For the first time since a cholera epidemic believed to be imported by United Nations peacekeepers began killing thousands of Haitians nearly six years ago, the office of Secretary General Ban Ki-moon has acknowledged that the United Nationsplayed a role in the initial outbreak and that a “significant new set of U.N. actions” will be needed to respond to the crisis.
The deputy spokesman for the secretary general, Farhan Haq, said in an email this week that “over the past year, the U.N. has become convinced that it needs to do much more regarding its own involvement in the initial outbreak and the suffering of those affected by cholera.” He added that a “new response will be presented publicly within the next two months, once it has been fully elaborated, agreed with the Haitian authorities and discussed with member states.”
The statement comes on the heels of a confidential report sent to Mr.
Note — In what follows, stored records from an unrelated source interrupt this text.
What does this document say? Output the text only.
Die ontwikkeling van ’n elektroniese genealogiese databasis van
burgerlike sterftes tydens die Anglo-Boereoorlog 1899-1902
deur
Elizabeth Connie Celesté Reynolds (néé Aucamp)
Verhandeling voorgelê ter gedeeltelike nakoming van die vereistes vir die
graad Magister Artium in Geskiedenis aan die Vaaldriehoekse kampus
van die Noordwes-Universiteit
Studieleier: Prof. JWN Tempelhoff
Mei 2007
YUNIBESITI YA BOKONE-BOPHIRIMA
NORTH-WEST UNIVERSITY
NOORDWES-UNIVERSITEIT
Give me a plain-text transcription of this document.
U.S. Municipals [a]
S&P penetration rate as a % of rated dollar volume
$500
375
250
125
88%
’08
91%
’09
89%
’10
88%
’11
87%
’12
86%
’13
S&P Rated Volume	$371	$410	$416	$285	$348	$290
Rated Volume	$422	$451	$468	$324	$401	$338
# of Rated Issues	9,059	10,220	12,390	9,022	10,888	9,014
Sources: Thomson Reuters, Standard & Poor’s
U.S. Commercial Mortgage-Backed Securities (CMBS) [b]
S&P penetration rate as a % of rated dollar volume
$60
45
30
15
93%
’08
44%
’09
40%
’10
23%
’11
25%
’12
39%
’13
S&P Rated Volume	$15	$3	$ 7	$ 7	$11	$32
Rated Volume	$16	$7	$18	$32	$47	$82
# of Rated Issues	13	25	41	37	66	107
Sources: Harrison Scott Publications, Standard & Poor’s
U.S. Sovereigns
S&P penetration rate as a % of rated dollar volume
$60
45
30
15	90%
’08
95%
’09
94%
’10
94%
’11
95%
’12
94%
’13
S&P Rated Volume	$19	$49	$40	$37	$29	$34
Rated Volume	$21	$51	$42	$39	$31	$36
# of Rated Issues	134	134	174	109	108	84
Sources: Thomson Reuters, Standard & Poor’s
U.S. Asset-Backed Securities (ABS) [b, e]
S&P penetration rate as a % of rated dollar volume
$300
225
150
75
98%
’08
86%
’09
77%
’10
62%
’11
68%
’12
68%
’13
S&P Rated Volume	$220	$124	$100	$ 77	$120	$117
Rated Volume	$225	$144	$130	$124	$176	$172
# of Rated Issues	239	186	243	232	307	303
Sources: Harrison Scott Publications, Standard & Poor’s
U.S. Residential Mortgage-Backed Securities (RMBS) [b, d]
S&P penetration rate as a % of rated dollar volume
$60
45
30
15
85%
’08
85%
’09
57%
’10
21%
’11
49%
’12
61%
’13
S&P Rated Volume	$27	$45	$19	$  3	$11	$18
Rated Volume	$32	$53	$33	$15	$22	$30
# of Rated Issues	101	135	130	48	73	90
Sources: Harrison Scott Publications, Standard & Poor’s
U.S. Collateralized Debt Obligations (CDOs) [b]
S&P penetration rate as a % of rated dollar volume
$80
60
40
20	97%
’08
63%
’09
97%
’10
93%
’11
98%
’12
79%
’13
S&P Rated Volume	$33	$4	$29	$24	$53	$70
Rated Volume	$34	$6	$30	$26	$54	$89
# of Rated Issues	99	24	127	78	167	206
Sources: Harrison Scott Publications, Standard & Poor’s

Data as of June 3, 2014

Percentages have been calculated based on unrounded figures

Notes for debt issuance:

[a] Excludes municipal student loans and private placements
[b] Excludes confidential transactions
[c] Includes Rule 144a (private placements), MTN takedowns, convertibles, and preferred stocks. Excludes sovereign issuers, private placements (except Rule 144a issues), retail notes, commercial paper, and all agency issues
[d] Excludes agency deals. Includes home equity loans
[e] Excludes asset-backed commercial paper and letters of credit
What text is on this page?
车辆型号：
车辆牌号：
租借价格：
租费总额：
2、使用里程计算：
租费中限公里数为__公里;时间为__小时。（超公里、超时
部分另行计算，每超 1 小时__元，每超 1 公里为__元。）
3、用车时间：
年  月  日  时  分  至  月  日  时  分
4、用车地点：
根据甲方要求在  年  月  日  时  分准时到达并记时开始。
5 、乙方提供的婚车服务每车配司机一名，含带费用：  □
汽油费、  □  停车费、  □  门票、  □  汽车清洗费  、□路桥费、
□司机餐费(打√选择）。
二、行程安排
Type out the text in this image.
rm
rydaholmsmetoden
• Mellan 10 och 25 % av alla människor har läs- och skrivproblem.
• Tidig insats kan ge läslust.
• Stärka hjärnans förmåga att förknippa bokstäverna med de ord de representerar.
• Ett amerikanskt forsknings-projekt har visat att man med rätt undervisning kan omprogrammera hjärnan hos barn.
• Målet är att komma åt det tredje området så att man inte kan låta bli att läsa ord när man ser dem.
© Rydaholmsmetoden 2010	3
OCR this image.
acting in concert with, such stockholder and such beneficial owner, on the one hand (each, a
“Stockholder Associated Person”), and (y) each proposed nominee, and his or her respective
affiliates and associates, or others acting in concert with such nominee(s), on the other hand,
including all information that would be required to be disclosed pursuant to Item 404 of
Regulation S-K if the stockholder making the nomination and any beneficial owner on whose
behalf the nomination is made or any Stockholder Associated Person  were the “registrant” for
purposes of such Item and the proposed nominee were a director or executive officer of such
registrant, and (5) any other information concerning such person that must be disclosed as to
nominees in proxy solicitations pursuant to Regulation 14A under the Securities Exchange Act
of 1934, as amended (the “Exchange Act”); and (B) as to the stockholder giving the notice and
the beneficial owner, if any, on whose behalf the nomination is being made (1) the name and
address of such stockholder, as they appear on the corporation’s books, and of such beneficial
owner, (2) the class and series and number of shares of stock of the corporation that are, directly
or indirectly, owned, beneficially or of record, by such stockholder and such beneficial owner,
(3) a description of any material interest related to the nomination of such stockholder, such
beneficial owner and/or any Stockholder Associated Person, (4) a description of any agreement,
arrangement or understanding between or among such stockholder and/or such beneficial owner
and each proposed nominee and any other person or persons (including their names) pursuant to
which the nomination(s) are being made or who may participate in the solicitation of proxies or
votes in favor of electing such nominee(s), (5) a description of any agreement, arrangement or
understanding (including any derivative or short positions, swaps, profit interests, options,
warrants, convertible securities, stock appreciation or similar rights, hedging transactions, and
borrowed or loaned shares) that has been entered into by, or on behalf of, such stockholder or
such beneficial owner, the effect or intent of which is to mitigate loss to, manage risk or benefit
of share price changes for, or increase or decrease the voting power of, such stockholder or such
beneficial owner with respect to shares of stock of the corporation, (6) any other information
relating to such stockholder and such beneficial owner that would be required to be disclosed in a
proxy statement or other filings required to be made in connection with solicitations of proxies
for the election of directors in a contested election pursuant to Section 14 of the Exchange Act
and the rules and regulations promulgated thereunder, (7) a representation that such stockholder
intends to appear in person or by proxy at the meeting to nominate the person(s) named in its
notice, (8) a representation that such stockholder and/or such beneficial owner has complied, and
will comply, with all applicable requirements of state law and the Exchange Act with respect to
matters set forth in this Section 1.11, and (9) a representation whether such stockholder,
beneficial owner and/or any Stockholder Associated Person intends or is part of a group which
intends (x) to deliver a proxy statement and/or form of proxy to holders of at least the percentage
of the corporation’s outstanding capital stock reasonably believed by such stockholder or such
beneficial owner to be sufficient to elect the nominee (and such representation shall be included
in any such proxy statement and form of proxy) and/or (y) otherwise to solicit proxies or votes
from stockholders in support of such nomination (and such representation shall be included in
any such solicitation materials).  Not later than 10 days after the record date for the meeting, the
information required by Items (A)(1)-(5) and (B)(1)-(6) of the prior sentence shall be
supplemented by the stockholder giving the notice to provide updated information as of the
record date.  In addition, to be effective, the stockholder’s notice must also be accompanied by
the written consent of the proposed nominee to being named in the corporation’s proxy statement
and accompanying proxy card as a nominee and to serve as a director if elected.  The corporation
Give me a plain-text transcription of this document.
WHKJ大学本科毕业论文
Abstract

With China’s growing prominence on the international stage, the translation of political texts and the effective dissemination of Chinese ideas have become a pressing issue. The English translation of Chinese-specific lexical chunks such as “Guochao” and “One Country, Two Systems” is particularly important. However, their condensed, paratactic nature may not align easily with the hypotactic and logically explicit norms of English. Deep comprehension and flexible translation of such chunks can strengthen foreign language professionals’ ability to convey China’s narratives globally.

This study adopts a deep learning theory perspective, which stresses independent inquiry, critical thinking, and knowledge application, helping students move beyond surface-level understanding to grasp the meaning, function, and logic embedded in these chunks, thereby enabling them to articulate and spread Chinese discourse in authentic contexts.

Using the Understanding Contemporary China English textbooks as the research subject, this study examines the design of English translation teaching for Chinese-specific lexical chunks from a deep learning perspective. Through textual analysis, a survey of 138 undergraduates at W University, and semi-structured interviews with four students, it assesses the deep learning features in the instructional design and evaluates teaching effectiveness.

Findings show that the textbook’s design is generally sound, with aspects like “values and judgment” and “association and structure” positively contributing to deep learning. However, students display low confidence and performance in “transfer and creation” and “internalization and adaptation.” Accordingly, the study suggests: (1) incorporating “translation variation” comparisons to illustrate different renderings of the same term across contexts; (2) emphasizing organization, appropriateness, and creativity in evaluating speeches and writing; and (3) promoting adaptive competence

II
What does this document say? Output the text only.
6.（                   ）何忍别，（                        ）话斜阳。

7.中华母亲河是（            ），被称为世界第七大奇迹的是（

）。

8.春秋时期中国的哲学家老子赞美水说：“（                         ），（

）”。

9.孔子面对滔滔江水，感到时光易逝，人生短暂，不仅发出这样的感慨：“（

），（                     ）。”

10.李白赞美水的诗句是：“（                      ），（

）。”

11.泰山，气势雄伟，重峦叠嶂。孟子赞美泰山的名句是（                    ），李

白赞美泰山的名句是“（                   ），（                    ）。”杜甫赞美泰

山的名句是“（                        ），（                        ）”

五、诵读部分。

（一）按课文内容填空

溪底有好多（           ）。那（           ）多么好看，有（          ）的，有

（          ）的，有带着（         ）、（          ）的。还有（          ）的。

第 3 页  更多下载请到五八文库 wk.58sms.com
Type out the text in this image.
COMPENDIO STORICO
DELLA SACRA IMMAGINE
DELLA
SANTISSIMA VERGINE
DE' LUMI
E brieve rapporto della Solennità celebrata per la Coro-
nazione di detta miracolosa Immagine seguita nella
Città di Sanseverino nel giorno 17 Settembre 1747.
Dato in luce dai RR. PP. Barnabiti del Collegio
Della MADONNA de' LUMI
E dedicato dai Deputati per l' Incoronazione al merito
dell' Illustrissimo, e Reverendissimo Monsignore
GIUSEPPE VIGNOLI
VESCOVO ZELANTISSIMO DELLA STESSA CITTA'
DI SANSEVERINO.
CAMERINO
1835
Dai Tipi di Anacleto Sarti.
Ban by a longtime United Nations adviser on Aug. 8. Written by Philip Alston, a New York University law professor who serves as one of a few dozen experts, known as special rapporteurs, who advise the organization on human rights issues, the draft language stated plainly that the epidemic “would not have broken out but for the actions of the United Nations.”
The secretary general’s acknowledgment, by contrast, stopped short of saying that the United Nations specifically caused the epidemic. Nor does it indicate a change in the organization’s legal position that it is absolutely immune from legal actions, including a federal lawsuit brought in the United States on behalf of cholera victims seeking billions in damages stemming from the Haiti crisis.
But it represents a significant shift after more than five years of high-level denial of any involvement or responsibility of the United Nations in the outbreak, which has killed at least 10,000 people and sickened hundreds of thousands. Cholera victims suffer from dehydration caused by severe diarrhea or vomiting.